Support for Container Network Observability #3610
Description
Is your request related to a new offering from AWS?
Yes ✅. AWS announced Container Network Observability for Amazon EKS on Nov 19, 2025. The AWS provider added aws_networkflowmonitor_monitor and aws_networkflowmonitor_scope in v6.21.0, but there is no way to configure observability agents at the EKS cluster level.
Is your request related to a problem? Please describe.
While v6.21.0 introduced aws_networkflowmonitor_monitor and aws_networkflowmonitor_scope, there is no explicit resource or argument to enable Container Network Observability at the EKS cluster level.
Describe the solution you'd like.
Expose new arguments in aws_eks_cluster or a dedicated resource to configure Container Network Observability agents, including:
- Namespace where the agent is installed.
- Choice of EKS Pod Identity vs. IRSA for authentication.

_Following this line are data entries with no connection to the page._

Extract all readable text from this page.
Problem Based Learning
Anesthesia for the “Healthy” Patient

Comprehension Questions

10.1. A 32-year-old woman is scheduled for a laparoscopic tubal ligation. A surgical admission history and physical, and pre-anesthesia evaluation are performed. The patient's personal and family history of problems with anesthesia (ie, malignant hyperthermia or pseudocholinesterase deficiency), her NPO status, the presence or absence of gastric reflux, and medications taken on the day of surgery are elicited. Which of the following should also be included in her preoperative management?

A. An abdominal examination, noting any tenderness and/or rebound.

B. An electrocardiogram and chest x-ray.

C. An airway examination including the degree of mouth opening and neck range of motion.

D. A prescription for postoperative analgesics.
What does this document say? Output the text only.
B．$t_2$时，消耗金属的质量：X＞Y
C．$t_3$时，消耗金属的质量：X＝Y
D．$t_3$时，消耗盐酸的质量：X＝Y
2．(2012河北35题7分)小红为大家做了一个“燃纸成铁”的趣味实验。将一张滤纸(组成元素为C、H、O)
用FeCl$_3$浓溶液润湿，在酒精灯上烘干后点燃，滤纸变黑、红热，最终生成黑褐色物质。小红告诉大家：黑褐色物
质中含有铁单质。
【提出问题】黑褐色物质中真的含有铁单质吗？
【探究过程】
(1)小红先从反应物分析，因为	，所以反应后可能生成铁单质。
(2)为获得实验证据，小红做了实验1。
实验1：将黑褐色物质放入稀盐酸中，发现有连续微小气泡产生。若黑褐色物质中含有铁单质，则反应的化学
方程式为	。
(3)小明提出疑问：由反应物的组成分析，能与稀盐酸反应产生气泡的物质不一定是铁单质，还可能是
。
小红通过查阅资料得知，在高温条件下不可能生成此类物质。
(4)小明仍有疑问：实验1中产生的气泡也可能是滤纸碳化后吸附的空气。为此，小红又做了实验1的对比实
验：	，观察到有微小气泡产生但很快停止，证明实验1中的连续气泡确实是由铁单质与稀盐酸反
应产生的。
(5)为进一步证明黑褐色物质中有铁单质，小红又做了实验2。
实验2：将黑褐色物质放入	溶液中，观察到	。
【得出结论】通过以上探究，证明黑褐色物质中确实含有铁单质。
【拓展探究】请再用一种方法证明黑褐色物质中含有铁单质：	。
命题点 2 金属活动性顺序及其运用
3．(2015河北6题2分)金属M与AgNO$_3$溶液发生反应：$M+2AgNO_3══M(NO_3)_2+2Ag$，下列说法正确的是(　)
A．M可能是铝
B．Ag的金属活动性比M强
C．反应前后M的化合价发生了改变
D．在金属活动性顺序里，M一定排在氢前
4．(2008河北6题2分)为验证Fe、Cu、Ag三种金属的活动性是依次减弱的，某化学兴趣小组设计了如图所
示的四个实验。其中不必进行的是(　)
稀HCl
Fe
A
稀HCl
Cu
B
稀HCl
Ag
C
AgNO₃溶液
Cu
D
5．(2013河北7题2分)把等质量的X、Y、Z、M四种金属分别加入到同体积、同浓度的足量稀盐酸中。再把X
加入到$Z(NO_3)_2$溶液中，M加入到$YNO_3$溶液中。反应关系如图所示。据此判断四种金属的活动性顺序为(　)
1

- Custom configs: tolerations, resource requests/limits, node selectors, affinity rules.
Describe alternatives you've considered.
At present the only way to set this up is imperatively or via cloud formation where we can have a wrapper with Terraform.
Additional context
Container Network Observability provides granular visibility into pod‑to‑pod and cross‑AZ traffic. Explicit provider support ensures Terraform users can manage this feature consistently with other EKS cluster settings. The terraform-aws-provider may not provide the entire api yet I can work with them to get this added.